I remember when my friend Ilana got married. The cantor talked during the Ketubah signing about how we were all there, witnessing, singing, and creating a community. And her wedding really felt like that, especially since the bridal party stayed at the estate where it was held for the weekend, hanging out with each other and with both families. I remember feeling sad to say goodbye at the end of it, not just to my best friends but to family members that I had never met before.
When my friend Candice got married, she and her husband rented a huge house in Bar Harbor for friends to stay in with them for the week. Even though I had just started a new job and couldn’t join them until the last few days, I was immediately welcomed in by her friend, who drove an hour and a half to pick me up at the airport and promptly took me out for lobster and to get my eyebrows done. I didn’t really know anyone very well at that wedding, but we all hung out together and it also really felt like a community.
This is what I really want for our wedding. We will not have a huge house on property or a beautiful estate for everyone to stay in. People will be spread out since there are no hotels really close by. Guests will be coming from far away; most of the guest list is out of state. But on the day, I hope everyone comes together. I hope everyone joins together for the hora, for lunch, for lawn games. But this is challenging. As I’ve mentioned before, we have a large guest list.

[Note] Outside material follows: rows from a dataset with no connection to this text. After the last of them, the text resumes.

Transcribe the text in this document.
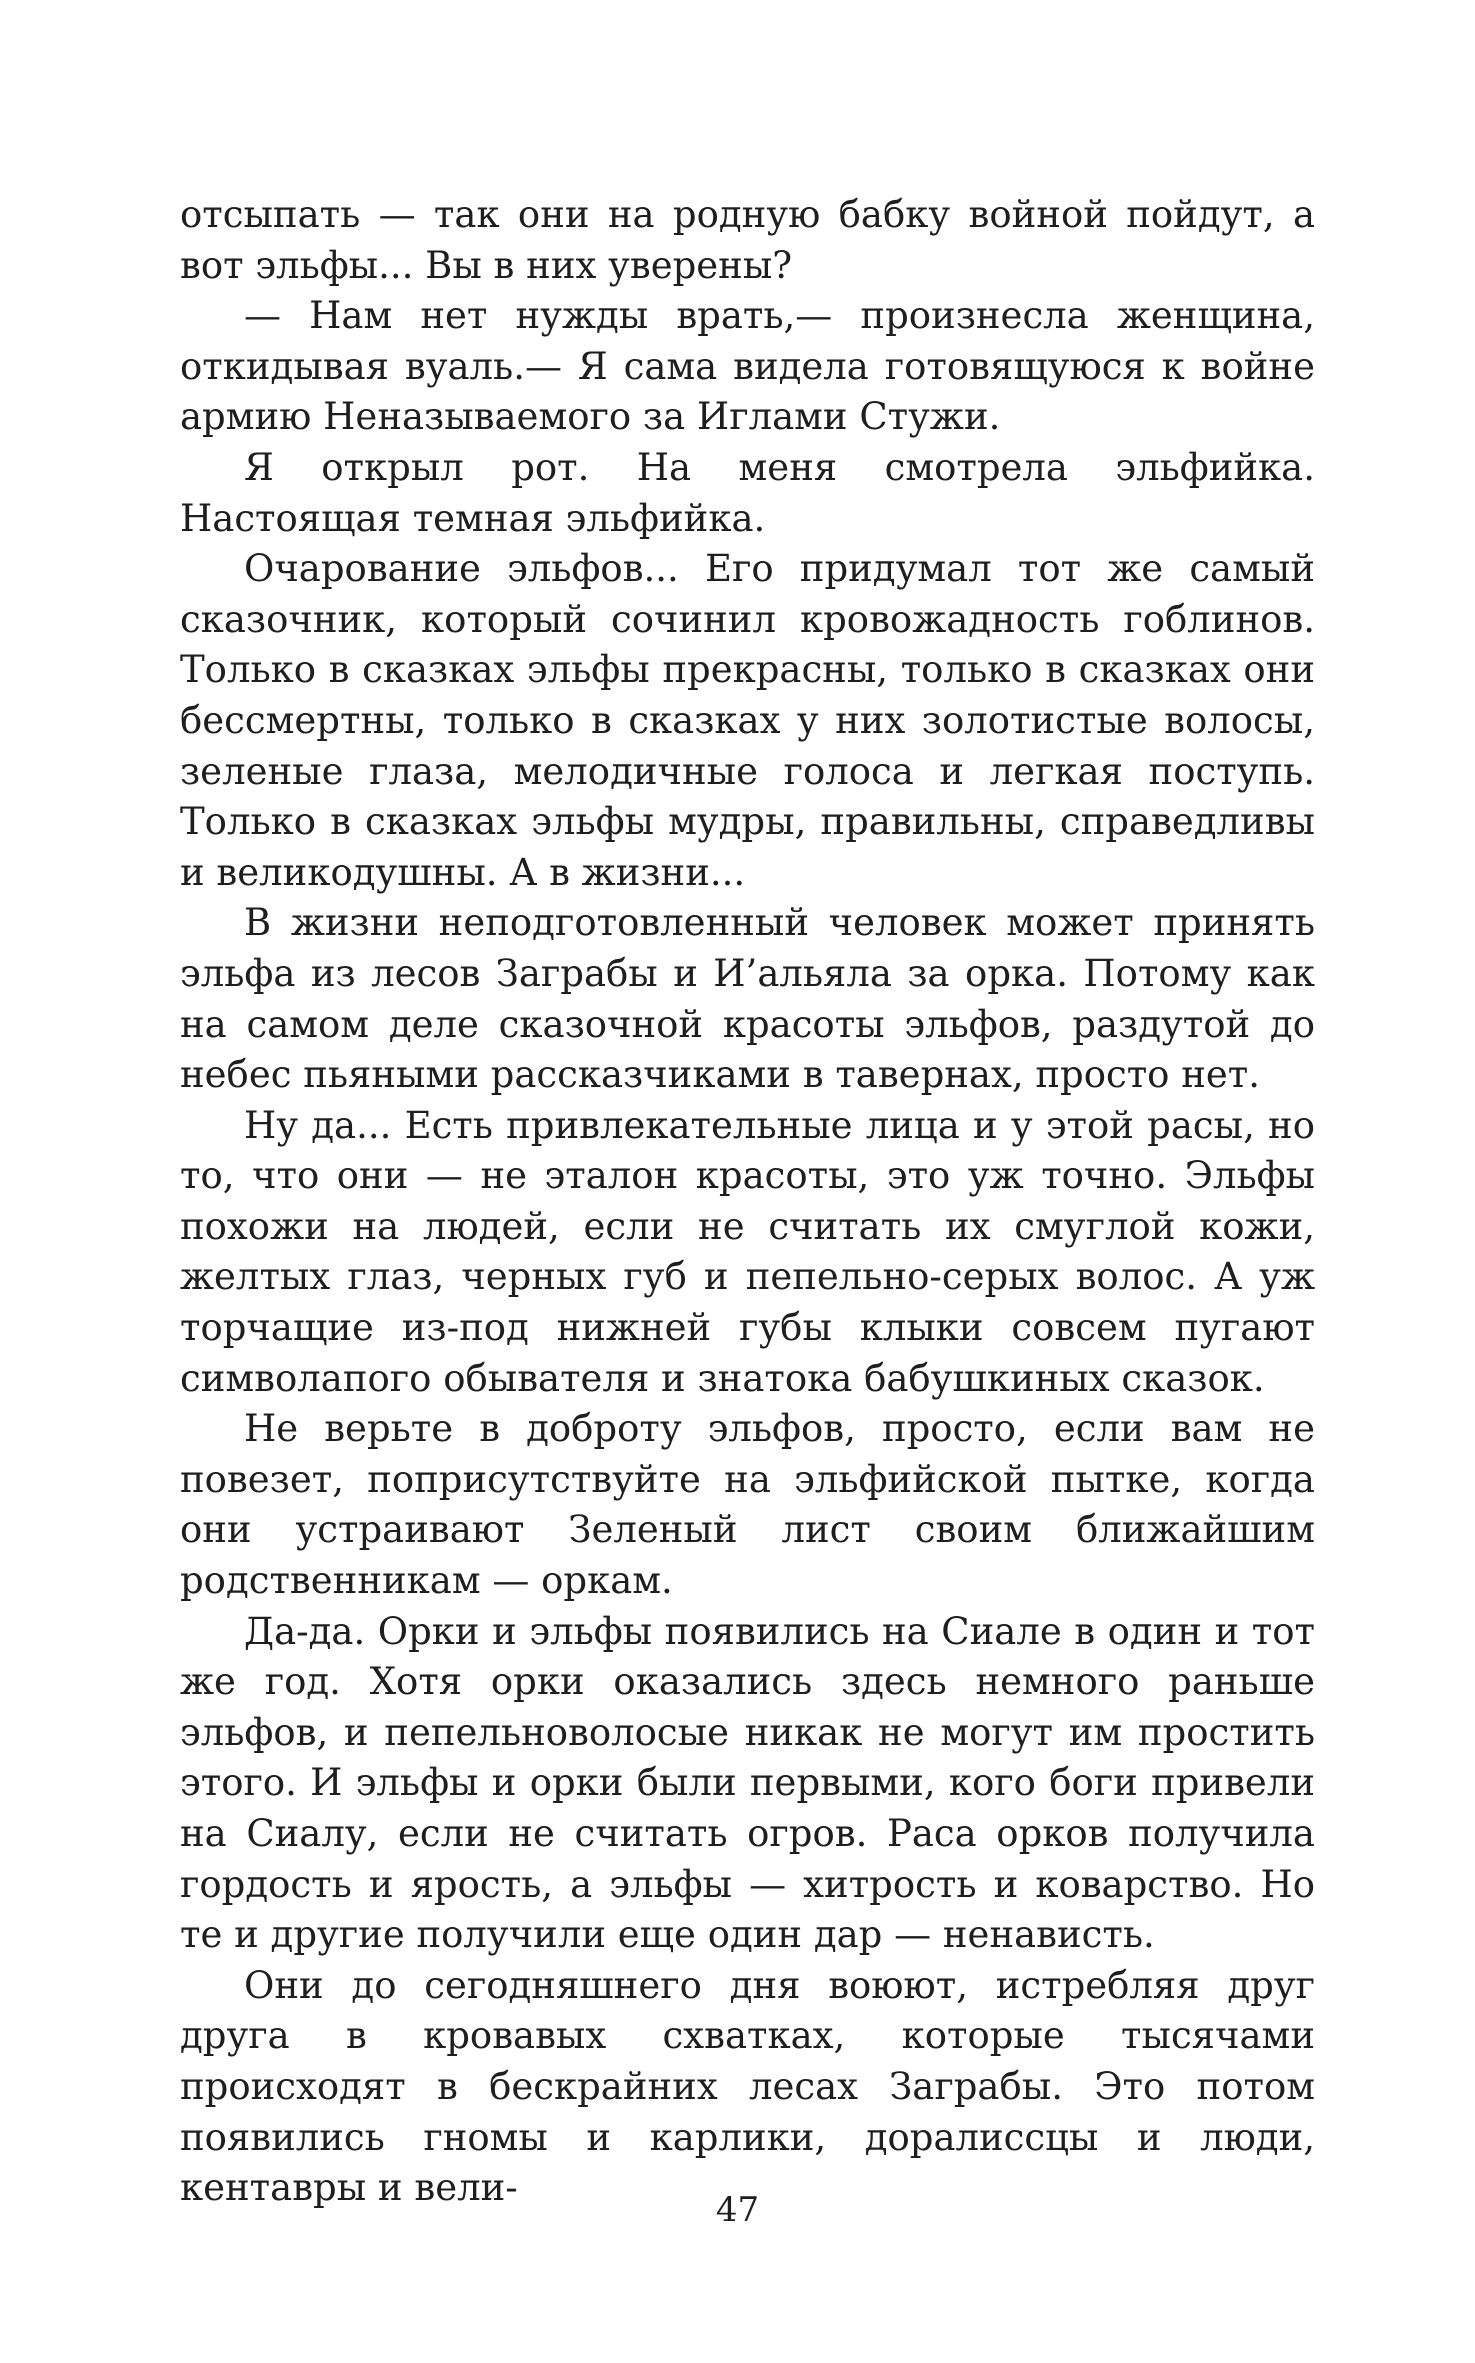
отсыпать — так они на родную бабку войной пойдут, а вот эльфы... Вы в них уверены?

— Нам нет нужды врать,— произнесла женщина, откидывая вуаль.— Я сама видела готовящуюся к войне армию Неназываемого за Иглами Стужи.

Я открыл рот. На меня смотрела эльфийка. Настоящая темная эльфийка.

Очарование эльфов... Его придумал тот же самый сказочник, который сочинил кровожадность гоблинов. Только в сказках эльфы прекрасны, только в сказках они бессмертны, только в сказках у них золотистые волосы, зеленые глаза, мелодичные голоса и легкая поступь. Только в сказках эльфы мудры, правильны, справедливы и великодушны. А в жизни...

В жизни неподготовленный человек может принять эльфа из лесов Заграбы и И’альяла за орка. Потому как на самом деле сказочной красоты эльфов, раздутой до небес пьяными рассказчиками в тавернах, просто нет.

Ну да... Есть привлекательные лица и у этой расы, но то, что они — не эталон красоты, это уж точно. Эльфы похожи на людей, если не считать их смуглой кожи, желтых глаз, черных губ и пепельно-серых волос. А уж торчащие из-под нижней губы клыки совсем пугают символапого обывателя и знатока бабушкиных сказок.

Не верьте в доброту эльфов, просто, если вам не повезет, поприсутствуйте на эльфийской пытке, когда они устраивают Зеленый лист своим ближайшим родственникам — оркам.

Да-да. Орки и эльфы появились на Сиале в один и тот же год. Хотя орки оказались здесь немного раньше эльфов, и пепельноволосые никак не могут им простить этого. И эльфы и орки были первыми, кого боги привели на Сиалу, если не считать огров. Раса орков получила гордость и ярость, а эльфы — хитрость и коварство. Но те и другие получили еще один дар — ненависть.

Они до сегодняшнего дня воюют, истребляя друг друга в кровавых схватках, которые тысячами происходят в бескрайних лесах Заграбы. Это потом появились гномы и карлики, доралиссцы и люди, кентавры и вели-

47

So things like introductions or a ring-warming ceremony are not practical. So, how do we create a sense of community?
This actually isn’t something I’m even worried about because it is already happening. This blog is making it happen, which is an unexpected joy. I have gotten such an outpouring of support from the blog posts, not just from people reading, but from people mentioning how much they like it, giving suggestions, helping out. It really makes me feel like we are already supported by a community who is excited for our wedding. It already feels like people are coming together. Living so far away from most of our loved ones has made it difficult to share the wedding with them, but this blog has done it.
One last anecdote: I remember my brother Steven’s bar mitzvah. I looked around the room and realized how many people were there that I loved and who loved my family. It felt like being wrapped up in a warm blanket. Feeling that on my wedding day will add tremendously to the joy of marrying my partner; it wouldn’t be the same without it.